2. Understand this is not about disrespecting one’s parents
Some people may feel a disagreement at heart with the concept of leaving your parents to cleave to your spouse considering the values we are taught in the society. Men who publicly agree with their wives over their parents sometimes face anything from light taunts to intense ridicule. One needs to be convinced in their heart that having an attachment to your spouse is beneficial for the healthy life of a relationship and that there is nothing wrong with prioritizing it. Only then will you understand that the concept of leaving your parents is not about actually leaving them but changing priorities. Leave and cleave is not about loving anyone less.
3. Be one flesh, or cleave to your spouse
The bond with your parents is inherently a strong one. It’s not only older, it’s biological. This can make it very easy to fall back on them for support. But it may make your partner feel estranged and distanced when that happens. You must remember to leave and cleave by committing to your partner to fulfill your emotional needs. Your spiritual, mental, emotional and physical agony must first be shared with your partner, so that they know they are a part of you and know what is going on with you. Imagine how you’d feel if you learnt about a certain difficulty your spouse is facing from someone else.
4. Be the shield
Whenever your spouse and your parents are in a state of conflict, it is easy for your spouse to feel overpowered and suddenly feel like an outsider because of the group dynamics. Especially in a new relationship when the bond between a person is bound to be stronger to an older connection in comparison to a new one. Even more so in an arranged marriage. In such a situation always be a shield and protect your partner. It is your responsibility to make your partner feel comfortable in the company of your older family. If you disagree with them, you can lovingly communicate it to them in private.
5. Be the mediator
Can you think of something difficult that needs to be communicated to your parents? For example, that you cannot make it to their home for the holidays. Or that something they unknowingly said to your child was problematic. Or even talking about “cleave marriage.” These conversations can be upsetting for your parents. The onus of having these though conversations falls on you. Take the initiative to lovingly, gently and honestly communicate it to your parents. Coming from you, it won’t be as hard a blow for them as it would be otherwise. In fact, couples must have a pact between them to do this, like a marriage mantra- My parents, my (difficult) conversation. This will also give them a sense of the boundary of separation between their unit and yours.

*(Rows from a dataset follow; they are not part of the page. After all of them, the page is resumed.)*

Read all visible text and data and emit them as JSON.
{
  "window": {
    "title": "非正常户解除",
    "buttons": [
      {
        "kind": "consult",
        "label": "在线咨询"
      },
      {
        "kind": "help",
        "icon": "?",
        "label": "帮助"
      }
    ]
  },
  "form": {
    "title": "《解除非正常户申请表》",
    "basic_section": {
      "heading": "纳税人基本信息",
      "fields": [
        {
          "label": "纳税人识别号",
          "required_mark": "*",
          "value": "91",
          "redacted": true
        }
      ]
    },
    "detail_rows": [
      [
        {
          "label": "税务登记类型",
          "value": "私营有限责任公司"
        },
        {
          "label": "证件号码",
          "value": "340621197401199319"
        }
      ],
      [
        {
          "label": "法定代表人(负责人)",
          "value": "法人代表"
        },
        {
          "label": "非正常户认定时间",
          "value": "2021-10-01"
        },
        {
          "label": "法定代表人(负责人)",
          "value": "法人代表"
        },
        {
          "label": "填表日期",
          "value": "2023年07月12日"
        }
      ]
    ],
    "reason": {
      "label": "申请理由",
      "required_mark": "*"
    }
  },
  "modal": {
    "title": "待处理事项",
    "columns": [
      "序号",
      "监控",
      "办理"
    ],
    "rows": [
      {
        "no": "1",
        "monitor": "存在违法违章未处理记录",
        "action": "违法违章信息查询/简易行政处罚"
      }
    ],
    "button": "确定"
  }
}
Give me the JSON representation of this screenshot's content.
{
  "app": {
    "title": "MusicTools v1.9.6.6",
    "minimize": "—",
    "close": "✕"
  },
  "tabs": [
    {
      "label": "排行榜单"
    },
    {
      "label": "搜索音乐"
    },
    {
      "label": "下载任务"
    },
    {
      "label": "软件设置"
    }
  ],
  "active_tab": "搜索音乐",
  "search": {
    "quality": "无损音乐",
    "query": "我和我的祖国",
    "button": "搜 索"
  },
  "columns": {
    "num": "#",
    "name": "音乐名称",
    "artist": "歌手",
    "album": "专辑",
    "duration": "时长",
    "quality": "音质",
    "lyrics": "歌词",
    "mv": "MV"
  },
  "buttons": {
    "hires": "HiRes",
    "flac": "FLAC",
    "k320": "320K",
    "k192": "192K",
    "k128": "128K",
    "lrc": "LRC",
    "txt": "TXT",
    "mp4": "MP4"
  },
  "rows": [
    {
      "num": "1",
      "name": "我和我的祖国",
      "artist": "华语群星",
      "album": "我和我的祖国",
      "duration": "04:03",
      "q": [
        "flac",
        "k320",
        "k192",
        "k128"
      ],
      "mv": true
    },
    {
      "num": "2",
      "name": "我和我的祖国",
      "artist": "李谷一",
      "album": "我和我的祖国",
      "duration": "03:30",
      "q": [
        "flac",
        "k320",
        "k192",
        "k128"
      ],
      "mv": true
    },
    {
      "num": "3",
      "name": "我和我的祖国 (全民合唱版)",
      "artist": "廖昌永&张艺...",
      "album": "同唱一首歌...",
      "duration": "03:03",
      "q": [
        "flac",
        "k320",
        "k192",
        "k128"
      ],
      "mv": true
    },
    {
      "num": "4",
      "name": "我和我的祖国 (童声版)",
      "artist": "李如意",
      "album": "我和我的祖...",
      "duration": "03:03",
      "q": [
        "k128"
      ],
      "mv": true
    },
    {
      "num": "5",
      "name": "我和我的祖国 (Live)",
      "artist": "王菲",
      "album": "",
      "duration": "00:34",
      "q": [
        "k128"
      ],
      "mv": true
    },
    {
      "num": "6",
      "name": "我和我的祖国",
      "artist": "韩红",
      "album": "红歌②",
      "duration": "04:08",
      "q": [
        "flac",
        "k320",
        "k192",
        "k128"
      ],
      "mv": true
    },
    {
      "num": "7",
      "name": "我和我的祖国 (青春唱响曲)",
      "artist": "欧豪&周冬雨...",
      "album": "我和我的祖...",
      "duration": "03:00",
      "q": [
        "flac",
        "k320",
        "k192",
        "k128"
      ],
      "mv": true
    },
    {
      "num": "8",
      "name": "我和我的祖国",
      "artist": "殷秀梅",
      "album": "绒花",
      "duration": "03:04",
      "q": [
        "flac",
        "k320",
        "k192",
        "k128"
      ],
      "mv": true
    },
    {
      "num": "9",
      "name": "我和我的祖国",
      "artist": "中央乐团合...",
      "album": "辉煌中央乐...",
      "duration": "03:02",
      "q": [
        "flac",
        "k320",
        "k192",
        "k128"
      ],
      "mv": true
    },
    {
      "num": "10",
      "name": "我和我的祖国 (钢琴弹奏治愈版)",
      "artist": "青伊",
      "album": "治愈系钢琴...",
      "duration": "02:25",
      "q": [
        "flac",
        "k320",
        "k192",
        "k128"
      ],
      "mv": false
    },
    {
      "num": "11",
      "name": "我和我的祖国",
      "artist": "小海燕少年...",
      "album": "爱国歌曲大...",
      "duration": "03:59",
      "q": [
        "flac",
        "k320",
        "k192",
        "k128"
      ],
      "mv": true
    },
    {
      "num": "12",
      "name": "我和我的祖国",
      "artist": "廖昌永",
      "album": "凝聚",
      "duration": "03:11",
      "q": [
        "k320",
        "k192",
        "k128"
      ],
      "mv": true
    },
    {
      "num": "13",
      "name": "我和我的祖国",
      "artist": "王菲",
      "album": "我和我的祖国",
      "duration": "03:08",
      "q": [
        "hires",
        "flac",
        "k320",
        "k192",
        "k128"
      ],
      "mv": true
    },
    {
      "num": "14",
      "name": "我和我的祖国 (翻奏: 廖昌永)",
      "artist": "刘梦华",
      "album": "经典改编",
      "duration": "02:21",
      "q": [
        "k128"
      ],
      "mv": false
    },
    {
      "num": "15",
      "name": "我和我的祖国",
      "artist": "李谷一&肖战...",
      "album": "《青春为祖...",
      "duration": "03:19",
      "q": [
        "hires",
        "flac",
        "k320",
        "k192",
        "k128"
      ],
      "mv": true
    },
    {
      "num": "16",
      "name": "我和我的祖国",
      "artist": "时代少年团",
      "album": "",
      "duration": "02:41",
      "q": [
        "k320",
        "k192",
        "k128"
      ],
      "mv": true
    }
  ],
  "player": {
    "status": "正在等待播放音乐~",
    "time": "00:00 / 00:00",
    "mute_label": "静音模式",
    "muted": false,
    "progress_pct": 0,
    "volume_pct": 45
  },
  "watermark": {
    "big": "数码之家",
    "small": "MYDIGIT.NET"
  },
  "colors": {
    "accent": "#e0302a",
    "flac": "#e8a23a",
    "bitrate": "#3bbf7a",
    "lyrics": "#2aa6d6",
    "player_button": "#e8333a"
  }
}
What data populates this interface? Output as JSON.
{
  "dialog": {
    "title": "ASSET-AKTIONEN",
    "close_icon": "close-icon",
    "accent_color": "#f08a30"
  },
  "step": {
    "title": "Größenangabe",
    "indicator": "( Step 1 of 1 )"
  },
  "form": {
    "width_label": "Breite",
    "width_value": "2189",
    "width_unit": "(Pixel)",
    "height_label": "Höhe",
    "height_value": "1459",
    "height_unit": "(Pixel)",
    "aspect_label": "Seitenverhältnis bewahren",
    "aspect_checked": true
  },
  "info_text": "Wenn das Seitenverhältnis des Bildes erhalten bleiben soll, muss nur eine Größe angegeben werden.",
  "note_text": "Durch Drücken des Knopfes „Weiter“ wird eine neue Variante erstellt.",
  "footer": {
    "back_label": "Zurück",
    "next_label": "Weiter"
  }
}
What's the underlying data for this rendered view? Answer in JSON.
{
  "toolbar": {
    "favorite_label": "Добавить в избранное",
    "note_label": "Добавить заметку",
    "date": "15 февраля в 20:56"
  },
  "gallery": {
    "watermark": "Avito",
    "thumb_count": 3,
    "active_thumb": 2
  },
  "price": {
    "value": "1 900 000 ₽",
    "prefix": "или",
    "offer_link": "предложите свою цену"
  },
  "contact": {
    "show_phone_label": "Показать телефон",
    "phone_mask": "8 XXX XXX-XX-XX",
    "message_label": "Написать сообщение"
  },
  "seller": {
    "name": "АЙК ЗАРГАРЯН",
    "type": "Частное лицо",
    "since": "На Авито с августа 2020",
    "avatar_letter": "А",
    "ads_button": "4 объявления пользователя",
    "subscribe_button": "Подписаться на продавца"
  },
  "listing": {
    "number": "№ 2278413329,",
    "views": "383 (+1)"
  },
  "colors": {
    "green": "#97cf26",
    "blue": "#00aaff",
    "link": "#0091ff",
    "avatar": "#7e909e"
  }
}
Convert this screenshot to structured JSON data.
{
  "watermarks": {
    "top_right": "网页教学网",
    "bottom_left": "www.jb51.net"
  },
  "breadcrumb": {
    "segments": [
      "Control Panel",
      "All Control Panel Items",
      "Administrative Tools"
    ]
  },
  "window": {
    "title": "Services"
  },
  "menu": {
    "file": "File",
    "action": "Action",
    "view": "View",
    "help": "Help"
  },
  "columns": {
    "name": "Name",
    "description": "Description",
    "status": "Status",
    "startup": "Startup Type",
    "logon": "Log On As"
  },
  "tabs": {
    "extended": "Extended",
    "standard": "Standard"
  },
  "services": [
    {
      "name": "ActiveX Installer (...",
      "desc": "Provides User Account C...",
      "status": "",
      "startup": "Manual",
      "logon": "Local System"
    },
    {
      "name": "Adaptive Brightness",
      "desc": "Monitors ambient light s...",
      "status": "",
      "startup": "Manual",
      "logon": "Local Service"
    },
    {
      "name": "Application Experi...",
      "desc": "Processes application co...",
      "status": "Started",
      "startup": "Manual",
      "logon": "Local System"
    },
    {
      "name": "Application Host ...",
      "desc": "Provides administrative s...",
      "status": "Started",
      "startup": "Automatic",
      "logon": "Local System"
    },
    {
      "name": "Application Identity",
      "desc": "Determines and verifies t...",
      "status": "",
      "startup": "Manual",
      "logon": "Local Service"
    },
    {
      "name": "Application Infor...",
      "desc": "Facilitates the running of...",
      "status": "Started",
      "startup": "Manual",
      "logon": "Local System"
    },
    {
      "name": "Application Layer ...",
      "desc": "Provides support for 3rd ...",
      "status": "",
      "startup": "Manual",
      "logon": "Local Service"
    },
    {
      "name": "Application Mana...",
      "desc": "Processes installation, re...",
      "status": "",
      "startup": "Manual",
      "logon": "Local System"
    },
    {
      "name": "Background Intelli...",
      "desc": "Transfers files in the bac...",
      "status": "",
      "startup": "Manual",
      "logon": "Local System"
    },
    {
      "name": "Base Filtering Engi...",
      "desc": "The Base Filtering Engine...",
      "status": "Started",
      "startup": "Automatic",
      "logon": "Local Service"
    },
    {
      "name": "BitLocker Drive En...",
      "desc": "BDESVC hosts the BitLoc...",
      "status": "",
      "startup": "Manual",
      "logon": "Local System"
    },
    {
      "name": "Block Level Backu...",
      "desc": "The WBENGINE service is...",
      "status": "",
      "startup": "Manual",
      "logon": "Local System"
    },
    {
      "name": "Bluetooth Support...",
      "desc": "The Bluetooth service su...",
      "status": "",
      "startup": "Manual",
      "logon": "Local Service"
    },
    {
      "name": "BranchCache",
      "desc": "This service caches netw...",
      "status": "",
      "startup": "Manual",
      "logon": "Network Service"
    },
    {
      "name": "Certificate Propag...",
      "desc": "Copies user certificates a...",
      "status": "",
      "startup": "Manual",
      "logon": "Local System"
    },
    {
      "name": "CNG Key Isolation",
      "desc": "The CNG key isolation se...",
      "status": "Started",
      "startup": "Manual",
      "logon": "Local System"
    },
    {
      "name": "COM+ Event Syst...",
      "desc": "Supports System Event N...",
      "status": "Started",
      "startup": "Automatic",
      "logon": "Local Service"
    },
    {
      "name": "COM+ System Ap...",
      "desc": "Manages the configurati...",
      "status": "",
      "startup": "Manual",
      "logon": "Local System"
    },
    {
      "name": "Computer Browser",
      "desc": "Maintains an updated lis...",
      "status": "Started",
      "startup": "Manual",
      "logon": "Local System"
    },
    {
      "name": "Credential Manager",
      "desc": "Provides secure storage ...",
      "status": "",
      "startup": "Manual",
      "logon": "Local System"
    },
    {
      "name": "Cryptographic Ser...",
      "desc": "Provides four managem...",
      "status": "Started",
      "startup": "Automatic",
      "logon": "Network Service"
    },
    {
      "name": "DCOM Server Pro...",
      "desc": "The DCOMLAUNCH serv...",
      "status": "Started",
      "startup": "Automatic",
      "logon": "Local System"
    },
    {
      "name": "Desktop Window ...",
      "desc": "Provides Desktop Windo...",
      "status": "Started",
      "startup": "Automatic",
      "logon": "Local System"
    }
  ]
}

6. Talk to your parents about “cleave marriage”
You might see that your parents are having a difficult time understanding leave and cleave. They might have never heard of “cleave marriage.” When they see you cleave to your husband or cleave to your wife they might think you love them less. Talk to them openly about their insecurities. Remind them of their own relationship and how they must have needed space too. Ask them to respect the boundaries of your new family unit. Demand from them the independence to prioritize and nurture your marital life, your family. Leaving your parents to cleave to your spouse may not be easy. But leaving and cleaving problems are aplenty. Don’t forget, if all goes well, your partnership in marriage is the longest relationship you will have. It’s the longest time you will ever spend with someone. Nurture it. Protect it. Prioritize it.